I've got a scanned document and I would like to use Tesseract to get the text from it.
Here is an example of my PDF quality:
As you can see for "maintenance" there is a little dot above the "c". Tesseract translates this word into: "mafintenanée" with the following commands:
tesseract 1.pdf final -l eng --oem 2
tesseract 1.pdf final -l eng --oem 1
tesseract 1.pdf final -l eng
I can't afford this kind of detection, so I've tried to improve my PDF with imagemagick.
I've tried all the following commands:
convert 1.pdf -resize 400% outResize400.tif
convert 1.pdf -quality 100 out.tif
convert 1.pdf -quality 100 outquality100.tif
convert 1.pdf -background white backgroundwhite.tif
convert 1.pdf -density 200x200 density200x200.tif
convert 1.pdf -density 200x200 density200.jpg
convert 1.pdf -antialias antialias.tif
convert 1.pdf -background white -density 800 backgroundwhitewithdensity800.tif
convert 1.pdf -density 400% density400percent.tif
One of the best results I get it this:
As you can see text is totally destroyed with imageMagick.

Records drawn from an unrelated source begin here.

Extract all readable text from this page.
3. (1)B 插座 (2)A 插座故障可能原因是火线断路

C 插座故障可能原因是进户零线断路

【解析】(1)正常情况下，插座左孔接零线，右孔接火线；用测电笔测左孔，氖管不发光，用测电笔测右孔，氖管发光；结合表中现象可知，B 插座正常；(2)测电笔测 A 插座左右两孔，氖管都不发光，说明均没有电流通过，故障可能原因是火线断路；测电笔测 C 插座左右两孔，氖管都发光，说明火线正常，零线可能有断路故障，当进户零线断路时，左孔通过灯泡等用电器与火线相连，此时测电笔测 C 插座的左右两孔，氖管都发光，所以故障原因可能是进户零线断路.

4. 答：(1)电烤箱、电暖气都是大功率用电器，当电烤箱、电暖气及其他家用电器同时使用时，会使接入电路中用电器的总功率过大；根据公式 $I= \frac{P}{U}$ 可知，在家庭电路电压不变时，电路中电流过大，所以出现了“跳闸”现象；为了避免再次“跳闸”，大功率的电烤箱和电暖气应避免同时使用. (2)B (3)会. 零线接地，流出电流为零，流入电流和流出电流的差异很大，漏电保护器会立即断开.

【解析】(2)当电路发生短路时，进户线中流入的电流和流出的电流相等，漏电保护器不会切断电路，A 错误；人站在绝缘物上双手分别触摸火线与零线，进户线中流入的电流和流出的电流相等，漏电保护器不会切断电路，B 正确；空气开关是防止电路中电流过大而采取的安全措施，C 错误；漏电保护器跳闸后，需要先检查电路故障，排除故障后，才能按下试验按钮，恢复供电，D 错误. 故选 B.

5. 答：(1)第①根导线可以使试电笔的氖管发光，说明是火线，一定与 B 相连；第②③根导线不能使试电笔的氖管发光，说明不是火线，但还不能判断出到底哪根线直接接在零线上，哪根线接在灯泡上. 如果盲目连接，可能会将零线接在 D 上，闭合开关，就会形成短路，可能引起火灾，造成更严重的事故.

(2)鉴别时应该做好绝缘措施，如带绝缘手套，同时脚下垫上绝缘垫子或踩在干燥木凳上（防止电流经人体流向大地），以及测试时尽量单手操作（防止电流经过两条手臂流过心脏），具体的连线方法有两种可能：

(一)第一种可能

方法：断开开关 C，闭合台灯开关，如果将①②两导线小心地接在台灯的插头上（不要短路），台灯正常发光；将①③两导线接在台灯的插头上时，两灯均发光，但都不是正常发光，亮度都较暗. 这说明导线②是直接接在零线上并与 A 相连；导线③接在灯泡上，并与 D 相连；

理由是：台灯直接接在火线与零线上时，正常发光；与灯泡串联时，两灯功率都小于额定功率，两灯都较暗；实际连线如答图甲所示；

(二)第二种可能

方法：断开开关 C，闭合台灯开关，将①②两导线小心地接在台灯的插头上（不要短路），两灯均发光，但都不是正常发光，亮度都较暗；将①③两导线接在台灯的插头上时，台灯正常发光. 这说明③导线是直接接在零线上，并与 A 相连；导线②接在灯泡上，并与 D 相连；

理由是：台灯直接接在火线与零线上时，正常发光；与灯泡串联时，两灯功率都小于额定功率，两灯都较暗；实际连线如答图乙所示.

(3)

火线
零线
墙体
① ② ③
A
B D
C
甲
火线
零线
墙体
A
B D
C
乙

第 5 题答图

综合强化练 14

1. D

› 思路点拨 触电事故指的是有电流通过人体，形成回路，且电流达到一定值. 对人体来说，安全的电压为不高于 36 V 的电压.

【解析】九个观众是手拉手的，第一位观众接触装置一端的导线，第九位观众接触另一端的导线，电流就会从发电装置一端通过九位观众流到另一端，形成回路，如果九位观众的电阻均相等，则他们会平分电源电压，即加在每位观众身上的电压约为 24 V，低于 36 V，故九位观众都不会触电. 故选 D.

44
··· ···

Do you have any idea of the settings I should use to improve my results?
As requested by Vico:
You typically need to specify the -density XXX before reading a vector file such as PDF. So typically, one can do
convert -density 288 1.pdf -resize 25% 1.tiff
Nominal density is 72 dpi, so 288=4*72 and 25% is 1/4. So this reads this PDF at high density and then resizes back to the input size. If you want larger characters, then either change the density to something larger or remove the -resize. If the scans are not clean, then we would need to see the actual PDF to suggest further processing, which might depend on the density assigned.